One night in Port Townsend, Way’s parents spent three hours looking for her downtown. When a police officer found her, Way thought she had been gone for 15 minutes. Moeller’s Brain Book works because it has a place for most of the detailed information brain-injury survivors need.
Unlike a daily planner, she has sections that address the simple tasks of daily life, often difficult for people with brain injuries to remember.
For example, Way used to have a hard time talking to the friends she met after her injury, because she didn’t remember them or what she wanted to say.
Now, in her Brain Book, she is learning to turn to the “Talk To” section when she thinks of a thought she wants to tell a friend. She writes the person’s name at the top of the page and what she wants to tell him or her. When she is on the phone or sees a friend she turns to the “Talk To” page and can read back her own thoughts.
There is even a section that helps victims control their emotions, an act many find difficult.
After the red “UPSET” tab are pages labeled, “Feeling Fatigued,” or “Feeling Angry.” Here is where people list actions to take when they feel out of control. Moeller says some people write down a note to call a friend, take a break or read the serenity prayer as ways to calm themselves.
In January 1995, Moeller and Bev Naylor, a former teacher of special-needs children, formed Recognition Inc., an Ashland educational services company that provides training on how to use the Brain Book, job coaching, and training for teachers, skills trainers and health-care professionals on how to teach the Brain Book.
Naylor and many speech therapists agree that brain-injury victims learn best from continual practice and repetition.
So they train clients to reach for the Brain Book when the phone rings, and to automatically say, “Let me look at my book,” when someone asks what they did yesterday.
The system also comes with tape cassettes that help clients plan their day in the morning, review their Brain Book in the evening and prepare for the next day.
Way has been training with Moeller and Naylor for the past three weeks and plans to continue training for another month or more.
Way has used rehab services, but her parents couldn’t find a program that would help her learn how to live independently and teach her to progress, her mother says.
They discovered the Brain Book at a conference in Washington sponsored by the Washington Brain-Injury Association last fall. Way took to it at once. They made another visit to Medford for a few days’ training and then decided to come for intensive training.
Way’s mother says when her daughter started using the Brain Book, “there was a major change in Jenny’s attitude, in her sense of hope and her notion of getting better.”
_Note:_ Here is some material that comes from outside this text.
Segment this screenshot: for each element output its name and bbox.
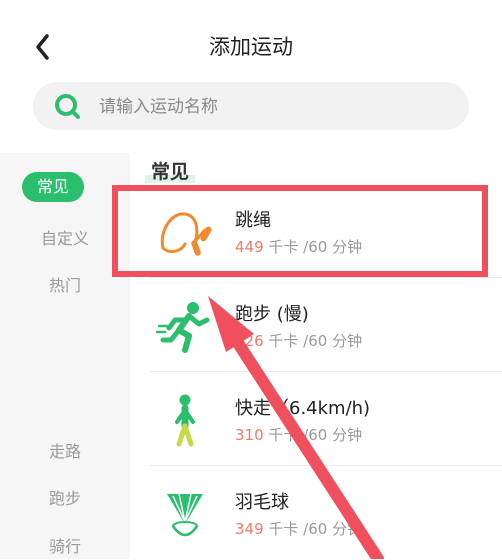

Without her Brain Book, Way says, “I wouldn’t know how I would feel,” because it’s the thoughts and sentences she writes down in her daily log that trigger her to remember how she felt and where she went and what she did.
She would have no ability otherwise to retrieve that information for herself.
“I call it (the book) my brain,” Way says.
Because of her Brain Book, she says, “I know that the injury will be something I’ll always have, but now I feel I can overcome the difficulties.”